How will we know when to use time vs MDM? I’m sure it doesn’t need to be said but just in case, if time isn’t documented we won’t be using it. Otherwise, the decision to use MDM as opposed to time will be driven by the presenting problems of the patient and the time and complexity of the visit.
Think about it this way: Mr. Trey presents to Dr. Quick for follow-up. Dr. Quick addresses three chronic conditions and manages the prescriptions. He documents 15 minutes for the visit. MDM supports a level four service; time supports only a level two. This visit would be reported using MDM.

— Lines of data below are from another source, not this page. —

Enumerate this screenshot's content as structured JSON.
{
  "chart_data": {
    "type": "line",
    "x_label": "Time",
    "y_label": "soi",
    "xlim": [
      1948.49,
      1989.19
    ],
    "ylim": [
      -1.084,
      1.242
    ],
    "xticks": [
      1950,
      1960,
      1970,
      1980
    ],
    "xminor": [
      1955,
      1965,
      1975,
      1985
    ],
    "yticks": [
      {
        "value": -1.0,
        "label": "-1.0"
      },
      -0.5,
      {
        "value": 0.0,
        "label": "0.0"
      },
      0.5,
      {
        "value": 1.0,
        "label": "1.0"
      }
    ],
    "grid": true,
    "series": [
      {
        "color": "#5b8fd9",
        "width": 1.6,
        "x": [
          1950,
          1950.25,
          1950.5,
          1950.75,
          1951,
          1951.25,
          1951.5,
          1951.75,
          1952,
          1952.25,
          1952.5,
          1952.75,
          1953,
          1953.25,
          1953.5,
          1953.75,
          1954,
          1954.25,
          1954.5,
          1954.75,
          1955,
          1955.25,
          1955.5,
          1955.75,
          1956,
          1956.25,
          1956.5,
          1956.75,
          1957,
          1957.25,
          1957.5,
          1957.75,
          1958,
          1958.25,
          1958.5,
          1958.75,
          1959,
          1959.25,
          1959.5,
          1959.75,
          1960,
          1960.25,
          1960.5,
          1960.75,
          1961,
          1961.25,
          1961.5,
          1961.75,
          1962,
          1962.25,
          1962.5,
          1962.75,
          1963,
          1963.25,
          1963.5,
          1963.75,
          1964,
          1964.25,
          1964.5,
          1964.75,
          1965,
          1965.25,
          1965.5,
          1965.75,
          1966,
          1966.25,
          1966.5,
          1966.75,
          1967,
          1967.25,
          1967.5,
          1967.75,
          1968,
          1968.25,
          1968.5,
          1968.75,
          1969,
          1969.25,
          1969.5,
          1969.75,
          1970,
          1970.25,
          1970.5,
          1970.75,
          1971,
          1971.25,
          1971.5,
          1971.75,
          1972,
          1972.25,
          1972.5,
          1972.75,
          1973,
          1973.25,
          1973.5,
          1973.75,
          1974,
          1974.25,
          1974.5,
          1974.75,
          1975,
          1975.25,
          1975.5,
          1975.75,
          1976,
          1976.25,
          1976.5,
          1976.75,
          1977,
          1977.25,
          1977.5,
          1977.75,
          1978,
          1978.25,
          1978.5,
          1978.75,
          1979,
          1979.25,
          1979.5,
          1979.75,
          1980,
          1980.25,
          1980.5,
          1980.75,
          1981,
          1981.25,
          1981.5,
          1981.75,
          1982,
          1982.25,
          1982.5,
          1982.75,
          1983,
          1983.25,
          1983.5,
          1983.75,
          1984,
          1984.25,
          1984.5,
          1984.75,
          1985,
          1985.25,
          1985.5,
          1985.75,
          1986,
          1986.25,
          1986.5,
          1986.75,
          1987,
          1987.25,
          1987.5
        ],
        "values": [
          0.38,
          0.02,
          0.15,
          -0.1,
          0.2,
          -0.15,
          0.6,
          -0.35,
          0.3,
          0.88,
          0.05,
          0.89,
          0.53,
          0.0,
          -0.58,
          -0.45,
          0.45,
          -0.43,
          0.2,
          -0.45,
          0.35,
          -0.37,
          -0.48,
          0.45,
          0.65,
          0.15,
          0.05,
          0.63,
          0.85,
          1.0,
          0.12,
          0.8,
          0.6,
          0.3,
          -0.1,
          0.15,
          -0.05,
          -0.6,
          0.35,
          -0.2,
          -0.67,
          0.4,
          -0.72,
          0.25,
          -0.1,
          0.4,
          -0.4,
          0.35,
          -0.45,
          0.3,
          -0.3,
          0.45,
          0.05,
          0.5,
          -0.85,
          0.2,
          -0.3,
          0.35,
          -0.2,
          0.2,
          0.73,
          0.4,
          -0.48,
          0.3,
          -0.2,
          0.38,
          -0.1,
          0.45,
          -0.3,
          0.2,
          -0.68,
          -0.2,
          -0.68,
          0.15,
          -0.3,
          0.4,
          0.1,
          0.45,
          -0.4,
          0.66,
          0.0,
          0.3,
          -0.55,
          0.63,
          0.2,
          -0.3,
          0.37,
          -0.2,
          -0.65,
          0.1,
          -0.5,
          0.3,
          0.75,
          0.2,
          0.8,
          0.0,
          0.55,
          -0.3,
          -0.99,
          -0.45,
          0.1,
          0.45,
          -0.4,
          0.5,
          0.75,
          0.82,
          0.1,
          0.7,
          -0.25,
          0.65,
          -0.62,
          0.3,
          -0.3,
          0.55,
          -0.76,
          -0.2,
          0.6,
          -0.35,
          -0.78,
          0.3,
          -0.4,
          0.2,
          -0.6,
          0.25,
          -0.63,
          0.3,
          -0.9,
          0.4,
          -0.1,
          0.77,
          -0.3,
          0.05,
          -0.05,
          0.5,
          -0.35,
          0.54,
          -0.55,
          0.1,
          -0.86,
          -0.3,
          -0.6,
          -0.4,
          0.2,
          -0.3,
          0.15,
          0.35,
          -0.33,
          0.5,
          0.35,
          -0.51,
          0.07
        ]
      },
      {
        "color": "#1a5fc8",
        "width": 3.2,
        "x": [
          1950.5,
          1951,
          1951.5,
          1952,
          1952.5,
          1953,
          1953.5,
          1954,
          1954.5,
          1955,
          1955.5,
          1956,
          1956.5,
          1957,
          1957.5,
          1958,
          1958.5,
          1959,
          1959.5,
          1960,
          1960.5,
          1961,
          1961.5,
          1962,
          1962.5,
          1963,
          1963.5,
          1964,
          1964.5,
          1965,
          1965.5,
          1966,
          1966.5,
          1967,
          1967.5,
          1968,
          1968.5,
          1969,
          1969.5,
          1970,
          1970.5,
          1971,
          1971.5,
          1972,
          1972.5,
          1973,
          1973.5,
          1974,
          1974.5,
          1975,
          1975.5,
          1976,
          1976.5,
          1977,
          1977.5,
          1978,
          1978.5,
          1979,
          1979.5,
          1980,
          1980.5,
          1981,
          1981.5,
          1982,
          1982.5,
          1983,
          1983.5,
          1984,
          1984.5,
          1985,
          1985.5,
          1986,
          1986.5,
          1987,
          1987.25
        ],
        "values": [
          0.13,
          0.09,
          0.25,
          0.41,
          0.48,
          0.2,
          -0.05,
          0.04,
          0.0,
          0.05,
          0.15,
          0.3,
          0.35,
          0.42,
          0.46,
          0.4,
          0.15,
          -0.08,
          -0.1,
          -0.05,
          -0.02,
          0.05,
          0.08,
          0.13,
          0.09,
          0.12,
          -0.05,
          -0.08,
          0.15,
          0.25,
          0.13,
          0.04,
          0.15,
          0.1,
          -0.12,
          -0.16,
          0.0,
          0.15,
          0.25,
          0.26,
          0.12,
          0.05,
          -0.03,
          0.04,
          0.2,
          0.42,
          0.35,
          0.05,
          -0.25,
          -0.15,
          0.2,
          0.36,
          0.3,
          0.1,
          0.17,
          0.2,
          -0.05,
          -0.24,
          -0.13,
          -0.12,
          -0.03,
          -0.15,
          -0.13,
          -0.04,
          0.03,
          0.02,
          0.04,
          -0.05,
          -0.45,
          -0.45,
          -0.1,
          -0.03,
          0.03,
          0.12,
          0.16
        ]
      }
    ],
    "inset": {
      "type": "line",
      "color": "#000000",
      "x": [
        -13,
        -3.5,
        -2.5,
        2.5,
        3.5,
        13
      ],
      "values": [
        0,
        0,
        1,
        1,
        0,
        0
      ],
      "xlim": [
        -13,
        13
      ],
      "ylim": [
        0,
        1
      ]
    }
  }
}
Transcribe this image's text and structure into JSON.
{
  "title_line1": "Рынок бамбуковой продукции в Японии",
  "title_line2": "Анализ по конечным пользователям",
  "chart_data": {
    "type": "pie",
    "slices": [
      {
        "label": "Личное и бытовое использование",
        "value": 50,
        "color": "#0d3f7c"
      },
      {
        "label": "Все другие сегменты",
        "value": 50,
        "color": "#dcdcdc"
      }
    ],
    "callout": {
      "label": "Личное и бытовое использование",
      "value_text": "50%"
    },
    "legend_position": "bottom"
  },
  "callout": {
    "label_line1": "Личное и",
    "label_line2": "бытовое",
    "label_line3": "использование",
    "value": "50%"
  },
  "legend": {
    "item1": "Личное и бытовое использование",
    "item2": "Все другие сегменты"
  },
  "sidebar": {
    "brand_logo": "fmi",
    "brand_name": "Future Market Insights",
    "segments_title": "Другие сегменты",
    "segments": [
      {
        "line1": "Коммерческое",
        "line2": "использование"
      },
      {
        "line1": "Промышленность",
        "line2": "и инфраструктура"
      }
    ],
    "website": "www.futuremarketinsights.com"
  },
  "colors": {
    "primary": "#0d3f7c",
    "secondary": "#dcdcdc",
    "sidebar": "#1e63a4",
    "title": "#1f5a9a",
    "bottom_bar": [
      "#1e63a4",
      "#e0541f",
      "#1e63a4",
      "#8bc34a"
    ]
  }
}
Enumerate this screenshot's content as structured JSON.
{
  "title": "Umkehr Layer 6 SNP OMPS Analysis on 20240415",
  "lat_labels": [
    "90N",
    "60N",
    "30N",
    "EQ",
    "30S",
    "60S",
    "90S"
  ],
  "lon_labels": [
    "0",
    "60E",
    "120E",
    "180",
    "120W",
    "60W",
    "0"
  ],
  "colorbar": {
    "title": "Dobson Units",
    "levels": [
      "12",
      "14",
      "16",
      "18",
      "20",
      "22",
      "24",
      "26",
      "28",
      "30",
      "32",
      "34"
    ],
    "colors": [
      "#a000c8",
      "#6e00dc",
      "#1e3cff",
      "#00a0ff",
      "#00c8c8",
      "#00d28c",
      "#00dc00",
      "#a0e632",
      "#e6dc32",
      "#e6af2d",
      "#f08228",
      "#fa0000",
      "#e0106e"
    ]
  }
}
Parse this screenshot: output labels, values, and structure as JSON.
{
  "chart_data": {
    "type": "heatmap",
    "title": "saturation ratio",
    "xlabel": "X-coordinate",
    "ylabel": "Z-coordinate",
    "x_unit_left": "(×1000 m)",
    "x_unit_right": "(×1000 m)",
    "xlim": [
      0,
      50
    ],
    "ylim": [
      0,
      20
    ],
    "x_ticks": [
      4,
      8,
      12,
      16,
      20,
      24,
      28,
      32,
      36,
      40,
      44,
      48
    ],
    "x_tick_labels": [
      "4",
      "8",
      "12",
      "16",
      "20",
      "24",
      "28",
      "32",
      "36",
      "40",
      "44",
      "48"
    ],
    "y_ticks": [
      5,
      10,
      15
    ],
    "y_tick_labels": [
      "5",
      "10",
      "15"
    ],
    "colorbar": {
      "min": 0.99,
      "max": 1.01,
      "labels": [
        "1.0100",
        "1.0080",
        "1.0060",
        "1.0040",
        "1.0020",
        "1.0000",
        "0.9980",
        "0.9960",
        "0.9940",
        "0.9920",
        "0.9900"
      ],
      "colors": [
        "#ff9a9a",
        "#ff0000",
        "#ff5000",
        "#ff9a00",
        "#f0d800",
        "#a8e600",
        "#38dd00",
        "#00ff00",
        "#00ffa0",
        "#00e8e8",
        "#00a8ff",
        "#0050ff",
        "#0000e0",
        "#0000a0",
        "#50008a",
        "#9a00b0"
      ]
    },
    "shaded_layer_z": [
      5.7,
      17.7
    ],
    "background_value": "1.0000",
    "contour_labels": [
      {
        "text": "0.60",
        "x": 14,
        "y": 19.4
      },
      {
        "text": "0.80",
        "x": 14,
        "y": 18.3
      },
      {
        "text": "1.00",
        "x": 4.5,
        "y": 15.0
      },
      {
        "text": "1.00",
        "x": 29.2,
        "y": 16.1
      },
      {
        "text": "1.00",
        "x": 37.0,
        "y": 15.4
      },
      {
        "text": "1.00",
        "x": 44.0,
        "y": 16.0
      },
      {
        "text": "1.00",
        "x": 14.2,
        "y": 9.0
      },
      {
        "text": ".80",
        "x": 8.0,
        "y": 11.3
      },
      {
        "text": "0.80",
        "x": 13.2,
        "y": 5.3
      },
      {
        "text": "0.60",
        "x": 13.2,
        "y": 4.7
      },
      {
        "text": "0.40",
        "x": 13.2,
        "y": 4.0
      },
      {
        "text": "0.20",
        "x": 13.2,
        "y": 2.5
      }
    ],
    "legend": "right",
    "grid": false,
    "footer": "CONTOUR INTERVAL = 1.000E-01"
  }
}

Later that day, Ms. Worried Well comes in to discuss some information she got from Dr. Internet. She has no clearly defined complaint but thinks she may have a deadly disease based on her extensive research. Dr. Quick documents 45 minutes was spent discussing the research and reassuring Ms. Well that she quite healthy and encouraging her to avoid Dr. Internet in the future. The MDM supports a level two; the time spent supports level four. We would report the level based on time in this example.
What do you do if the time documented does not reach 15 minutes for a new patient visit or 10 minutes for an established visit? You must use MDM because you haven’t met the minimum threshold needed to support a code using time.
Using the 2021 guidelines for 99202-99215, we addressed whose time counts, what activities are included in time, start and stop time vs. total time, and when to use time vs. MDM. It has been six weeks since the New Year rang in the biggest changes to E&M since the 1995 and 1997 guidelines were released. Considering there are still differing interpretations about the older guidelines, it is reasonable to believe there will be differences in interpretation of the 2021 guidelines. These differences are part of what makes having an up-to-date, living, breathing compliance plan imperative. Having written policies about things like requiring start and stop times will make sure the compliance team, coders, auditors, and providers are all on the same page.